Bach Lien Hua, IFREMER, Plouzane, France; and F. M. Marin and R. Schopp
A fully three-dimensional Primitive Equations simulation is performed to "reunite" the local equatorial dynamics of the subsurface CounterCurrents (SCCs) and thermostad with the large-scale tropical ventilated ocean dynamics. It captures (i) the main characteristics of the equatorial thermostad, the SCCs location and their eastward evolution as well as the Potential Vorticity budget with its equatorial homogenization to zero values; (ii) the large-scale meridional shoaling of the thermocline equatorward.

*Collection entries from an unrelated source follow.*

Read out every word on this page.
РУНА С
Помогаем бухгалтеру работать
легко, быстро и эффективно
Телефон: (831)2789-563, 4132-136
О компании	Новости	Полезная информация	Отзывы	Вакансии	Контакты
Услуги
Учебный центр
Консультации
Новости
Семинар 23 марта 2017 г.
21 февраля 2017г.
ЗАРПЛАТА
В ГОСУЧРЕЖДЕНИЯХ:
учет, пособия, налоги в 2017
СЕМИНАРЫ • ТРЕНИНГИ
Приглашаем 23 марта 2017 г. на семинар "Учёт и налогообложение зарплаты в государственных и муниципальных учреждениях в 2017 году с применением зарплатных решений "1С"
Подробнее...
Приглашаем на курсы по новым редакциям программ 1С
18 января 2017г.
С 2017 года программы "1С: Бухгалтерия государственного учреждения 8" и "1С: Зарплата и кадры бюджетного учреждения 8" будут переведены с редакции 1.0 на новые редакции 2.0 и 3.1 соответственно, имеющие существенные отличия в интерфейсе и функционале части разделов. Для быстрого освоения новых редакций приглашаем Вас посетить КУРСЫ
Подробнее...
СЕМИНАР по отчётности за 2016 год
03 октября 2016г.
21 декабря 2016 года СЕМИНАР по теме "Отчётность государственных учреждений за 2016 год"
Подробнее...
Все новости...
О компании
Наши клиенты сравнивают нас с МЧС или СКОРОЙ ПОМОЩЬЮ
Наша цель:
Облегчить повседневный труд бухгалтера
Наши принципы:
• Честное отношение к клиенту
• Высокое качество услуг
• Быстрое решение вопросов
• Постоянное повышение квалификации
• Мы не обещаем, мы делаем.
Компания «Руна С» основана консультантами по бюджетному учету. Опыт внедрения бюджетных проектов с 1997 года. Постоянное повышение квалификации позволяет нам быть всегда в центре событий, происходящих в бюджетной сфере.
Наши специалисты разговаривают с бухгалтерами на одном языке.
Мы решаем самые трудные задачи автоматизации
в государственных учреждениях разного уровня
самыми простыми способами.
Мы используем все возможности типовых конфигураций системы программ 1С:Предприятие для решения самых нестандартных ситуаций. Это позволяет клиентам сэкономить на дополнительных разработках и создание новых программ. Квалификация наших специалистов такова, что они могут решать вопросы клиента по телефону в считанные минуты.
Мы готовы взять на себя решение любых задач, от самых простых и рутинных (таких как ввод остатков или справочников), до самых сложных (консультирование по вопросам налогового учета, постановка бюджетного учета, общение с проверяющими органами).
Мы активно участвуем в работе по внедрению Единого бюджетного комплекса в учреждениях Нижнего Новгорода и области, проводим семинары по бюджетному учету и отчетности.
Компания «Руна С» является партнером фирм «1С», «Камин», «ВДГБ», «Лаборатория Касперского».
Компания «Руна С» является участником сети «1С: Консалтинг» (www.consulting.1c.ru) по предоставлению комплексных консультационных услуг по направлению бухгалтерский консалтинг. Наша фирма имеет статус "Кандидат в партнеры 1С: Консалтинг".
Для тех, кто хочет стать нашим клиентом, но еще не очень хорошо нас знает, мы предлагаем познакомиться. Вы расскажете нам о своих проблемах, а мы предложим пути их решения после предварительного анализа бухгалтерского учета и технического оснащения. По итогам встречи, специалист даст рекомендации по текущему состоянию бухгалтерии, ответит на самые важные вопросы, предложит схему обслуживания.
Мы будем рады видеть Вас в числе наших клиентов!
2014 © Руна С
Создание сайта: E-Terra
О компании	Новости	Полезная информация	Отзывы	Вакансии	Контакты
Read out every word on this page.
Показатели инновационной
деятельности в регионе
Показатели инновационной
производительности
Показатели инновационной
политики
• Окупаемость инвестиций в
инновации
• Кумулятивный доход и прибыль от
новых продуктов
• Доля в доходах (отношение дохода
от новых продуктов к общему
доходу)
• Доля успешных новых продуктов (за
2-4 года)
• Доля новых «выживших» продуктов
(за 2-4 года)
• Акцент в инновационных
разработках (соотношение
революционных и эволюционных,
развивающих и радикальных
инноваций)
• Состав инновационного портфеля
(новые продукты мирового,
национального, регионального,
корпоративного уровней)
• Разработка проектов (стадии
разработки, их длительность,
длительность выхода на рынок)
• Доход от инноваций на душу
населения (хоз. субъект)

It supports that the two-dimensional Hadley cell mechanism proposed by Marin et al. (2000) is a candidate able to operate in a fully three-dimensional ocean. The main difference between the 2D Hadley cell mechanism and the oceanic 3D case is that for the 3D case the large-scale meridional velocity at zeroth order is geostrophic, while the cell mechanism is a next-order, small-scale mechanism. A detailed budget of the zonal momentum equation is provided for the ageostrophic dynamics at work in the SCCs. The mean meridional advection and the Coriolis term dominate, discarding the possibility that lateral eddies play a major role for the SCCs creation. A 3-1/2 layer idealized ventilation model, calibrated to the 3-dimensional simulation parameters, is able not only to capture the tropical density structure, but also to isolate the main controlling factors leading to the triggering of the equatorial secondary cells with its associated jet and thermostad, namely the shoaling of the equatorial thermocline due to low potential vorticity injection at distant subduction latitudes. It is also shown that equatorial recirculation gyres play a quantitative role which may be of the same order of magnitude as ventilation from higher latitudes.